Lea Biciocchi was busted. Driving home from school one day, she was pulled over by the police. The officer asked Biciocchi, a Churchill senior, for her license and registration, then he returned to the police car.
Biciocchi sweated it out for a few minutes. Finally, Churchill senior Jorge Delgado emerged from the back of the police car. “I came with the license and registration, and asked her to the prom,” said Delgado, who'd arranged the "prom proposal" with a police officer he knew.
Did Biciocchi forgive him? “Yes,” she said. “Pretty quickly.”
Churchill senior Russell Tischler had a sweeter way of asking Amanda Sullivan to the prom. He decorated her car with posters, and made her a cookie pie that said “Prom?”
Grant Phillips knew what would catch Audrey Gariepy-Bogui’s eye. At the entrance to Churchill’s stadium one afternoon before track practice, Phillips affixed a few posters: “Audrey” “Prom?” “Grant.”
Phillips then waited. Then he waited some more. Gariepy-Bogui arrived at practice uncharacteristically late.
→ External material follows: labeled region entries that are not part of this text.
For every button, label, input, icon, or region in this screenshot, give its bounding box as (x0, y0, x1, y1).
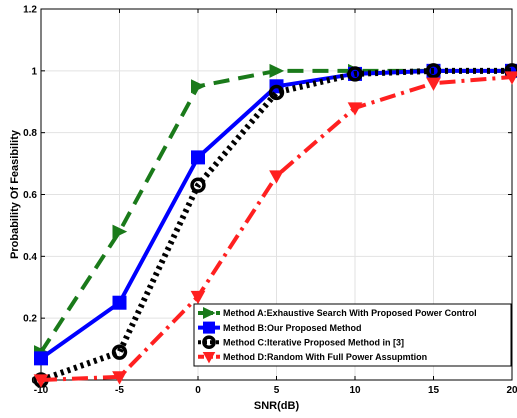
series-d (33, 71, 517, 388)
data-point (33, 374, 49, 388)
data-point (112, 224, 128, 239)
y-tick-label: 1 (31, 66, 37, 77)
data-point (190, 177, 206, 193)
data-point (111, 344, 128, 360)
data-point (269, 170, 284, 184)
legend-marker (202, 335, 216, 350)
data-point (269, 63, 285, 78)
legend-item: Method A:Exhaustive Search With Proposed… (198, 307, 477, 319)
legend-label: Method B:Our Proposed Method (223, 323, 362, 333)
x-tick-label: -10 (34, 385, 49, 396)
x-tick-label: -5 (115, 385, 124, 396)
legend-item: Method C:Iterative Proposed Method in [3… (198, 335, 404, 350)
y-tick-label: 0.6 (23, 190, 37, 201)
data-point (504, 71, 517, 85)
legend-box (193, 303, 512, 367)
series-line (39, 67, 512, 383)
legend-marker (203, 321, 215, 334)
data-point (347, 66, 363, 82)
x-tick-label: 20 (506, 385, 517, 396)
data-point (34, 351, 48, 366)
y-tick-label: 0.2 (23, 314, 37, 325)
series-group (33, 63, 517, 388)
legend: Method A:Exhaustive Search With Proposed… (193, 303, 512, 367)
x-tick-label: 10 (349, 385, 361, 396)
data-point (426, 77, 441, 91)
legend-label: Method C:Iterative Proposed Method in [3… (223, 337, 404, 347)
legend-item: Method D:Random With Full Power Assupmti… (198, 352, 427, 364)
legend-label: Method A:Exhaustive Search With Proposed… (223, 308, 477, 318)
y-tick-label: 1.2 (23, 5, 37, 16)
x-axis-label: SNR(dB) (254, 400, 300, 412)
y-axis-label: Probability Of Feasibility (9, 129, 21, 259)
data-point (112, 295, 127, 310)
data-point (347, 102, 363, 116)
data-point (425, 63, 442, 79)
y-tick-label: 0.8 (23, 128, 37, 139)
y-tick-label: 0.4 (23, 252, 37, 263)
legend-marker (202, 352, 216, 364)
legend-label: Method D:Random With Full Power Assupmti… (223, 352, 427, 362)
legend-marker (203, 307, 216, 319)
legend-item: Method B:Our Proposed Method (198, 321, 362, 334)
data-point (112, 371, 127, 385)
x-tick-label: 15 (428, 385, 440, 396)
data-point (268, 84, 285, 101)
data-point (191, 150, 205, 165)
data-point (191, 79, 206, 94)
x-tick-label: 5 (274, 385, 280, 396)
data-point (190, 290, 206, 305)
x-tick-label: 0 (195, 385, 201, 396)
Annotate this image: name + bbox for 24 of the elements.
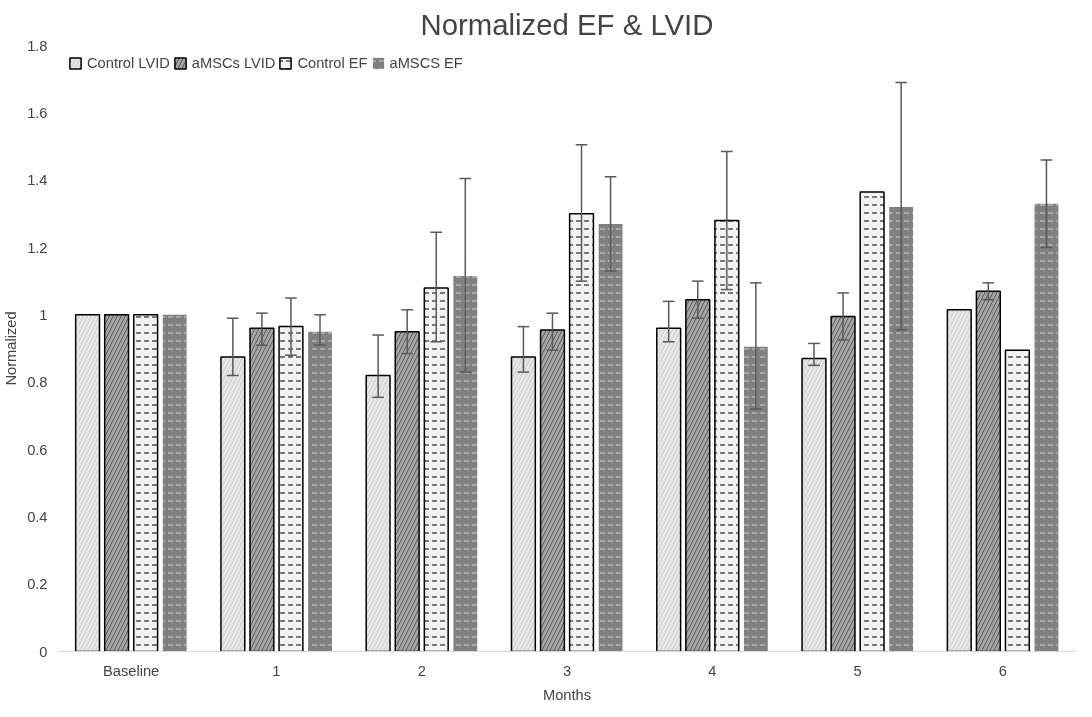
x-tick-label: Baseline: [103, 662, 160, 679]
y-tick-label: 0.6: [27, 441, 48, 458]
x-axis-title: Months: [542, 686, 592, 703]
y-axis-title: Normalized: [3, 311, 20, 386]
y-tick-label: 1.6: [27, 104, 48, 121]
y-tick-label: 0.2: [27, 576, 48, 593]
y-tick-label: 1.4: [27, 172, 48, 189]
x-tick-label: 5: [853, 662, 862, 679]
y-tick-label: 0: [39, 643, 48, 660]
y-tick-label: 0.4: [27, 508, 48, 525]
x-tick-label: 6: [998, 662, 1007, 679]
x-tick-label: 3: [562, 662, 572, 679]
y-tick-label: 0.8: [27, 374, 48, 391]
x-tick-label: 1: [272, 662, 281, 679]
legend-label: aMSCs LVID: [191, 55, 276, 71]
legend-label: Control LVID: [87, 55, 170, 71]
y-tick-label: 1: [39, 306, 48, 323]
chart-title: Normalized EF & LVID: [420, 7, 714, 41]
y-tick-label: 1.8: [27, 37, 48, 54]
y-tick-label: 1.2: [27, 239, 48, 256]
legend-label: Control EF: [297, 55, 368, 71]
x-tick-label: 2: [417, 662, 426, 679]
legend-label: aMSCS EF: [389, 55, 463, 71]
x-tick-label: 4: [708, 662, 717, 679]
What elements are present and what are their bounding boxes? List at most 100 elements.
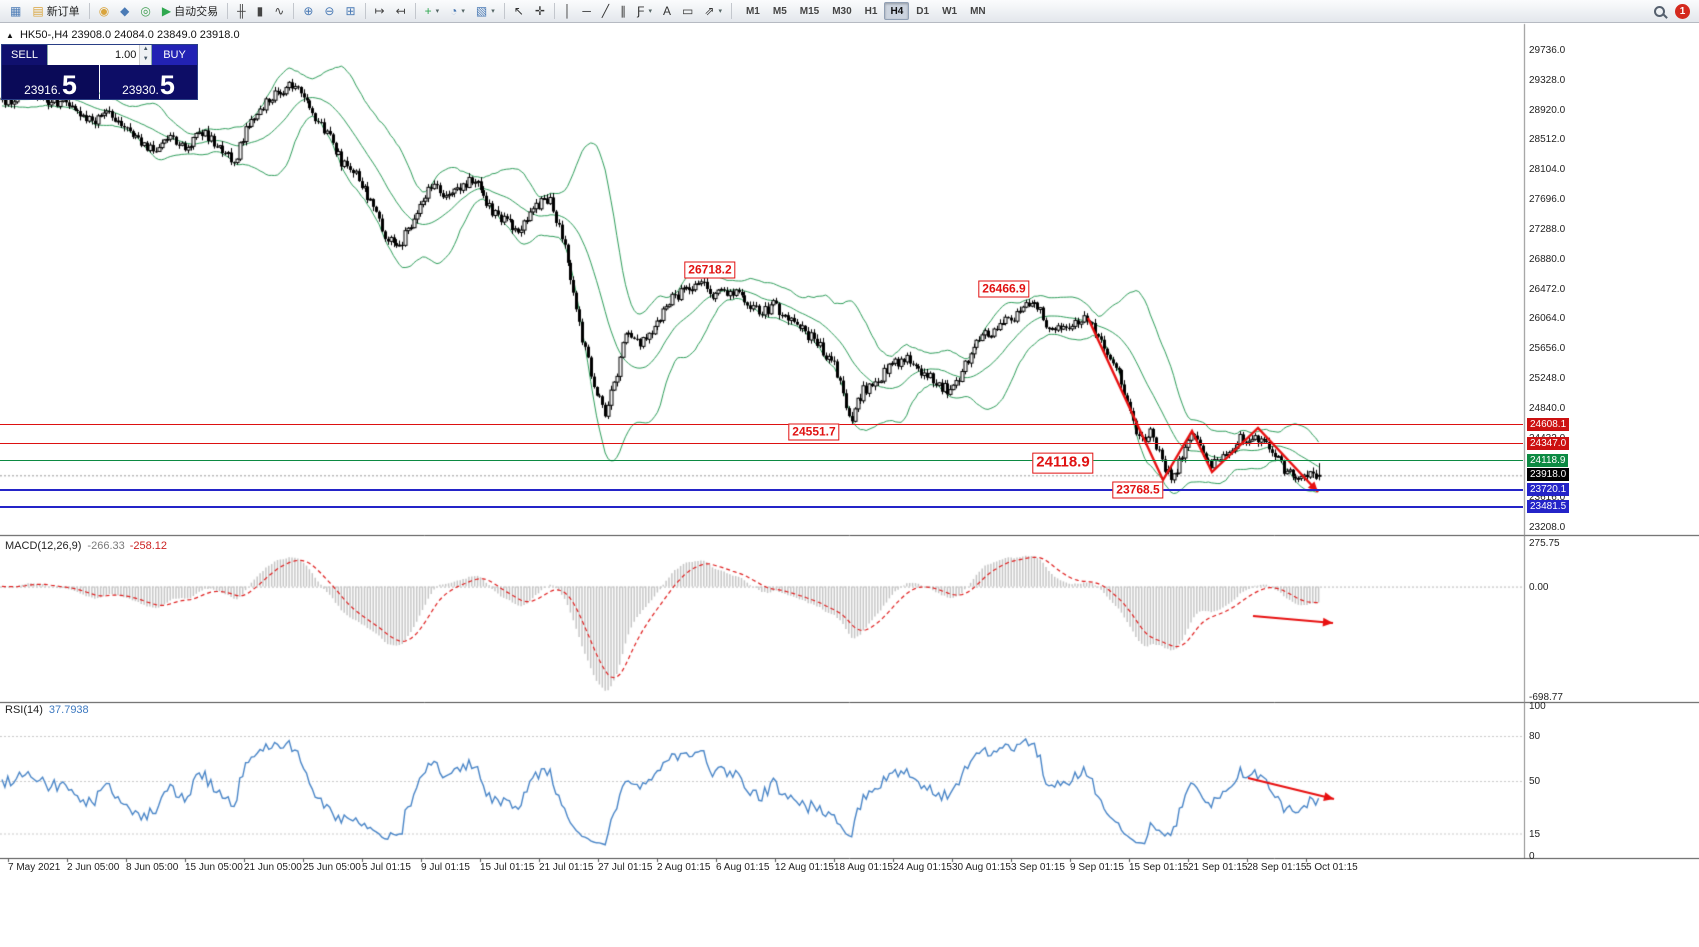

She too said yes, but it was the only time in recent memory that Gariepy-Bogui — a five-time state champion in track and field — could be described as slow.
Be they sweet or scary, all of these proposals were for Churchill’s prom at the Bethesda North Marriott Hotel and Conference Center on Friday, May 18.
More than 40 students went to the Gorgei family’s home on Persimmon Tree Drive late in the afternoon for extended photo sessions and to be picked up by their limousines. The Gorgeis had an unexpected adventure when they had to guide the driver of a stretch limo through a 127-point turn around their circular driveway. Some of their flowers didn’t live to tell the tale, but the Gorgei’s home, and all the Churchill students in the limo, were unharmed.